Gambar 4. (a) Eksternalitas konsumsi negatif (b) Eksternalitas konsumsi positif
Misalnya, konsumsi minuman beralkohol. Dalam kasus ini, nilai sosialnya lebih
kecil dari pada nilai pribadinya (private value, atau nilai minuman beralkohol bagi
para peminum minuman beralkohol itu sendiri), dan kuantitas penawaran
minuman beralkohol yang optimum secara lebih sosial lebih rendah dari pada
kuantitas penawaran yang ada di pasar. Sedangkan panel (b) menunjukkan kasus
eksternalitas positif dalam konsumsi, misalnya konsumsi pendidikan. Dalam
kasus ini, nilai sosial lebih besar dari pada nilai pribadi, dan kuantitas yang
ooptimal secara sosial juga lebih besar dari pada kuantitas yang diinginkan pasar
secara pribadi (yang diinginkan oleh produsennya saja).

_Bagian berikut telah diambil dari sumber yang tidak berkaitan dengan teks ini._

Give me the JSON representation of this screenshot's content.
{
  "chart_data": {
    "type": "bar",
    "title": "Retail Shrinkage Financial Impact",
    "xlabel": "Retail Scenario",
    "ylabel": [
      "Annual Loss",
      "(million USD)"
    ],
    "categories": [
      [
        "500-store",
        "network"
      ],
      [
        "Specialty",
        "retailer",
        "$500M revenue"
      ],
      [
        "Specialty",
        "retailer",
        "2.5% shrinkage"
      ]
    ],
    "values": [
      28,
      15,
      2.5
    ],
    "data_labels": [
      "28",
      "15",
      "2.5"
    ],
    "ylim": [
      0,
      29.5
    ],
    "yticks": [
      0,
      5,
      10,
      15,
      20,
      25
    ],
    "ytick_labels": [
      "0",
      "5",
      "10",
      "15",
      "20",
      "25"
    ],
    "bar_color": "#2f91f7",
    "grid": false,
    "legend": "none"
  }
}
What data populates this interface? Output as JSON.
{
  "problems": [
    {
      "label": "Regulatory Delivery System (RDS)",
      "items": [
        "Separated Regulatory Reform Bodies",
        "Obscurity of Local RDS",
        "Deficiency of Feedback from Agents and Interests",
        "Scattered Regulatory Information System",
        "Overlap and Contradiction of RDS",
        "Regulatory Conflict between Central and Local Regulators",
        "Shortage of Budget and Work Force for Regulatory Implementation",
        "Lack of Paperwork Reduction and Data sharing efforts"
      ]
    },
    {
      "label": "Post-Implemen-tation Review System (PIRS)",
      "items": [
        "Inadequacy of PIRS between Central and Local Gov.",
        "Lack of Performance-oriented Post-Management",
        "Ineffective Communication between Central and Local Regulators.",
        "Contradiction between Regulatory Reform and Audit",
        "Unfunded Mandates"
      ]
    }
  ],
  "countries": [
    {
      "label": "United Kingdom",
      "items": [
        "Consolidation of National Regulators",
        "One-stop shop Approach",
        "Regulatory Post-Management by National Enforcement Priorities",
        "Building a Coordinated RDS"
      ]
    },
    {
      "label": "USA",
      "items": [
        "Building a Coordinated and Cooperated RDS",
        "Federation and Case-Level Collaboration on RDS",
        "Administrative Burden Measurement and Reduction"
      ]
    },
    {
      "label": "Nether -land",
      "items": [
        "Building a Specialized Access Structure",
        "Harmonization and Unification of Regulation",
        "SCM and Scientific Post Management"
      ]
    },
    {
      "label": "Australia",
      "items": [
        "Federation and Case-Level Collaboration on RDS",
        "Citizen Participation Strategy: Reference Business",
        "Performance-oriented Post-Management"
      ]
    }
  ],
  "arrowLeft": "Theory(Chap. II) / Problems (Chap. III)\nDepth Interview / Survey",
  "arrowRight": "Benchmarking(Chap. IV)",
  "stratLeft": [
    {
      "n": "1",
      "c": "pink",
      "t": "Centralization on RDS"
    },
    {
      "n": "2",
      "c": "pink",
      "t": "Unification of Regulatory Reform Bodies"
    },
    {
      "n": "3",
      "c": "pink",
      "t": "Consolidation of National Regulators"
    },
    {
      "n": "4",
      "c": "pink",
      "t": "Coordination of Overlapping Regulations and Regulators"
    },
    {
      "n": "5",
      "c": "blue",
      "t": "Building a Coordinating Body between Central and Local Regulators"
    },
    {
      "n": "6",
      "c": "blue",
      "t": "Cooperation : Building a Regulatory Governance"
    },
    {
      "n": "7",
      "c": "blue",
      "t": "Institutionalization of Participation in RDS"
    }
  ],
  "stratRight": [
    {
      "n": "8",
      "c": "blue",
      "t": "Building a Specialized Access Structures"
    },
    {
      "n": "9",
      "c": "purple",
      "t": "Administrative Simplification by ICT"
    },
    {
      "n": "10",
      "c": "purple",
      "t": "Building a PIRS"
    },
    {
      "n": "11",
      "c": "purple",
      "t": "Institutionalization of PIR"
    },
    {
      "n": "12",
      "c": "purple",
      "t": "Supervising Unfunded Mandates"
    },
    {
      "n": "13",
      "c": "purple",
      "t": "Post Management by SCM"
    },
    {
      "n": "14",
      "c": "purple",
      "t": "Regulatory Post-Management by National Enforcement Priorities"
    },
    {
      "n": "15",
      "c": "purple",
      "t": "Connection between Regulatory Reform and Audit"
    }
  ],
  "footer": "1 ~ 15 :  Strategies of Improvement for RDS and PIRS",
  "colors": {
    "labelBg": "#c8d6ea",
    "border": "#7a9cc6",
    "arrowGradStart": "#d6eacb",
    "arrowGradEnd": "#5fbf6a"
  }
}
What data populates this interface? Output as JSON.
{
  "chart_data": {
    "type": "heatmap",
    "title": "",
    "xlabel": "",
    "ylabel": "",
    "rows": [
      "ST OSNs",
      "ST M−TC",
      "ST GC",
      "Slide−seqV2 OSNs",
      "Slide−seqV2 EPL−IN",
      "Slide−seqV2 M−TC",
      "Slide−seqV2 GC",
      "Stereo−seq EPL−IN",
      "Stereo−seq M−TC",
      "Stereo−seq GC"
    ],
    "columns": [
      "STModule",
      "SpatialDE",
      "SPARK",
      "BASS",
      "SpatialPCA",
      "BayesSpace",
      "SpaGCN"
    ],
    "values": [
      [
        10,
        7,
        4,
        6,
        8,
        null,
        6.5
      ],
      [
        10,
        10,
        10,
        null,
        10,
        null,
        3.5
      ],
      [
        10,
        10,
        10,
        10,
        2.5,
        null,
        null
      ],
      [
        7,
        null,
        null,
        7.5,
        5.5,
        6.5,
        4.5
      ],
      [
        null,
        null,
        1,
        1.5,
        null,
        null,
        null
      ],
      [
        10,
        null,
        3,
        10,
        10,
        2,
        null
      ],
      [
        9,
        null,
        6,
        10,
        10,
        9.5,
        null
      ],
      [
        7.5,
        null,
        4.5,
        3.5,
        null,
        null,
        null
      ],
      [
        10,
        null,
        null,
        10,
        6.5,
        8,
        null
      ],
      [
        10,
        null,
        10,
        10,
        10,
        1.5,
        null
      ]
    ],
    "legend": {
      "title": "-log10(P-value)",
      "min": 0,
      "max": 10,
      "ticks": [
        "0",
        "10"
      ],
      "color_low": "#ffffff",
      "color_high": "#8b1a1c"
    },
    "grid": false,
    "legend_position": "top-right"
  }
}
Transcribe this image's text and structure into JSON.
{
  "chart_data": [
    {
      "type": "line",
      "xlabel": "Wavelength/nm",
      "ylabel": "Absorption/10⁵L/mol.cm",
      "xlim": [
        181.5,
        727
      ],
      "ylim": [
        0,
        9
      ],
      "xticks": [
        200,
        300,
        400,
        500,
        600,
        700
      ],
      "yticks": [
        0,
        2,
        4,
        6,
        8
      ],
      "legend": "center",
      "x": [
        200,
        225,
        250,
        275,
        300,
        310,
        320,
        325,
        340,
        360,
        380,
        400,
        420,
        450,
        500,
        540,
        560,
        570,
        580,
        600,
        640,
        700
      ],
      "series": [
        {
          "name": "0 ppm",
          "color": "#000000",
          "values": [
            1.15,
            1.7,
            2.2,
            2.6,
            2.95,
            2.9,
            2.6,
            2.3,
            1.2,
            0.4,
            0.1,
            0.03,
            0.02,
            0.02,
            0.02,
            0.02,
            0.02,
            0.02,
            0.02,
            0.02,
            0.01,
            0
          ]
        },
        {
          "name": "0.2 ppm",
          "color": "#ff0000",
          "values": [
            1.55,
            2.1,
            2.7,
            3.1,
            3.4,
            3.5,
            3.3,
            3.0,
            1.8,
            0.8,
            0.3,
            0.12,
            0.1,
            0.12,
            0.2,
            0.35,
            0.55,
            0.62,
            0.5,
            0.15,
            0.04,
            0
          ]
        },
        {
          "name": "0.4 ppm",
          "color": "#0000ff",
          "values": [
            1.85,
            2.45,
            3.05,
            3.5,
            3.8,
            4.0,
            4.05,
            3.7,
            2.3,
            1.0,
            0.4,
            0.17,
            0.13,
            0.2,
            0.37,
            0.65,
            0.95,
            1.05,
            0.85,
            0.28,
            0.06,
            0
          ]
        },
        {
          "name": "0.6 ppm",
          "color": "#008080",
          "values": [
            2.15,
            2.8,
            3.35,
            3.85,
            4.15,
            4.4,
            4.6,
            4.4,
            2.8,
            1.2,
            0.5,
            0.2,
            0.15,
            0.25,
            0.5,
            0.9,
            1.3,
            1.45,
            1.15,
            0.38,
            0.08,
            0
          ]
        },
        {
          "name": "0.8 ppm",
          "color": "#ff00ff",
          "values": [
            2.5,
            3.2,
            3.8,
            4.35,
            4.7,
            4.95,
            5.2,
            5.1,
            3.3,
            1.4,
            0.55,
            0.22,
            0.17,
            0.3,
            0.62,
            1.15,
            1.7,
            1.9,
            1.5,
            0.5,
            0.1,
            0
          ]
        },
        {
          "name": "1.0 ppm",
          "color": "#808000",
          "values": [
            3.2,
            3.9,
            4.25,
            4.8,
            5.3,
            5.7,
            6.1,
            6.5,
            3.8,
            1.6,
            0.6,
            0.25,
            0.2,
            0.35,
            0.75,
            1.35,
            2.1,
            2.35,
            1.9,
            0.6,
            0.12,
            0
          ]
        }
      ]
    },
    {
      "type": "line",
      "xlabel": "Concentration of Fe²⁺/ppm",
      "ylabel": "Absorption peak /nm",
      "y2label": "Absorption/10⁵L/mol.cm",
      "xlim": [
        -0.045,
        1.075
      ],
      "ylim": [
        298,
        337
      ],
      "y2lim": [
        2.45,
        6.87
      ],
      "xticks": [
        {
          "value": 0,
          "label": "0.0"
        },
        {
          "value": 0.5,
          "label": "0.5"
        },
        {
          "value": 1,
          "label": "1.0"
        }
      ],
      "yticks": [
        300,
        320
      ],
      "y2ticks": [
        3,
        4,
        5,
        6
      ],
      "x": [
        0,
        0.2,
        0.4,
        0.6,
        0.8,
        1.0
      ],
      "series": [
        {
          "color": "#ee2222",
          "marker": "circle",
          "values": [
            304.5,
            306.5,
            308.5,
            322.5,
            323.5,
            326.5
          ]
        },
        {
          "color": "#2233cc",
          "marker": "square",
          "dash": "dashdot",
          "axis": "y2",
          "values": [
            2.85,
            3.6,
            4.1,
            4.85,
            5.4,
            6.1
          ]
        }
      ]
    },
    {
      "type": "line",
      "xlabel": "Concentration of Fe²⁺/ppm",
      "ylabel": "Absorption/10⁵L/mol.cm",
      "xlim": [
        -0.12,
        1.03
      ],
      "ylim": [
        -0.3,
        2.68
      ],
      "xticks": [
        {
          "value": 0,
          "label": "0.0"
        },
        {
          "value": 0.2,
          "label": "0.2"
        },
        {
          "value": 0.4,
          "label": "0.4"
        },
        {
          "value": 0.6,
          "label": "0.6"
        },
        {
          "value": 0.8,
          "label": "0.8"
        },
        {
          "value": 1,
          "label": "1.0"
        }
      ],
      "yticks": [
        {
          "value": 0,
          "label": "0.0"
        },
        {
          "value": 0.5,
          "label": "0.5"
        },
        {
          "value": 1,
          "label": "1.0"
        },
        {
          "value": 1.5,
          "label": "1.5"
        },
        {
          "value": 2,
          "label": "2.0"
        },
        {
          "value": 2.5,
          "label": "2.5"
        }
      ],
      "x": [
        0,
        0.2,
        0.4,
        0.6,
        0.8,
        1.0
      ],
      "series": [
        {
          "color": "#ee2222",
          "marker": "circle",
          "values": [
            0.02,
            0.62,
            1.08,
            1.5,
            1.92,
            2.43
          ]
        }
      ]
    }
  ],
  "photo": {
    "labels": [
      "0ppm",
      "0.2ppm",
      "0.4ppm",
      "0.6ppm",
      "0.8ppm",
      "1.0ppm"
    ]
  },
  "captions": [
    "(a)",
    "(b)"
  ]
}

Pemerintah juga dapat mengoreksi kegagalan pasar tersebut melalui internalisasi


eksternalitas. Langkah yang harus dilakukan oleh pemerintah pada kasus
eksterlitas dalam konsumsi ini, mirip dengan yang dapat dikerjakannya pada
kasus eksterlitas dalam produksi. Untuk menggerakkan ekuilibrium pasar
mendekati titik optimum sosial, keberadaan eksterlitas negatif itu dapat ditekan
melalui penerapan pajak, sedangkan untuk eksterlitas positif dapat diimbangi
dengan pemberian subsidi.

Hal tersebut sama persis seperti terjadi dalam kenyataannya. Di berbagai negara,
pemerintah senantiasa mengenakan pajak terhadap berbagai jenis minuman
beralkohol, dan pajaknya biasanya tergolong paling tinggi bila dibandingkan
dengan pajak untuk barang-barang konsumsi lainnya. Demikian pula, pemerintah
di semua negara selalu berusaha menyubsidi pendidikan melalui pengadaan
sekolah negara berbiaya murah (atau bahkan bebas biaya ) dan pemberian
beasiswa. Dari berbagai contoh yang diutarakan diatas, kita dapat memetik
beberapa kesimpulan umum. Yakni, keberadaan eksternalitas negatif dalam
konsumsi maupun produksi, mendorong pasar menghasilkan output produksi
dalam kualitas lebih banyak dari pada yang diinginkan secara sosial. Sebaliknya,
keberadaan eksternalitas positif dalam konsumsi maupun produksi mendorong
pasar menghasilkan output produksi dalam kuantitas lebih sedikit dibanding yang
diinginkan secara sosial. Untuk mengatasi persoalan ini, pemerintah perlu campur
tangan dengan melakukan internalisasi eksternalitas melalui pemberlakuan pajak
terhadap barang-barang yang mengandung eksternaliatas negatif, serta
memberikan subsidi bagi produksi barang-barang yang mengandung eksternalitas.

3. Teorema Coase
Ada sebuah pemikiran yang disebut teorema Coase (Coase therem) mengambil
nama perumusnya, yakni ekonom Ronald Coase-yang menyatakan bahwa solusi
swasta bisa sangat efektif seandainya memenuhi satu syarat. Syarat itu adalah
pihak-pihak yang berkepentingan dapat melakukan negosiasi atau merundingkan
langkah-langkah penanggulangan masalah eksternalitas yang ada diantara mereka,
tanpa menimbulkan biaya khusus yang memberatkan alokasi sumber daya yang
sudah ada. Menurut teorema Coase, hanya jika syarat itu terpenuhi, maka pihak
swasta itu akan mampu mengatasi masalah eksternalitas dan meningkatkan
efisiensi alokasi sumber daya.

Logika teorema Coase memang meyakinkan, namun tidak selamanya sesuai


dengan kenyataan yang ada. Dalam prakteknya, kita tahu bahwa pelaku-pelaku
ekonomi swasta/pribadi seringkali gagal memperoleh pemecahan yang efisien,
atas suatu masalah yang bersumber dari eksternalitas. Teorema Coase ternyata
hanya berlaku, jika pihak-pihak yang berkepentingan tidak dihadapkan pada
kendala untuk mencapai dan melaksanakan kesepakatan. Itu berarti, peluang
kesepakatan memang selalu terbuka, namun hal itu tidak selalu bisa diwujudkan.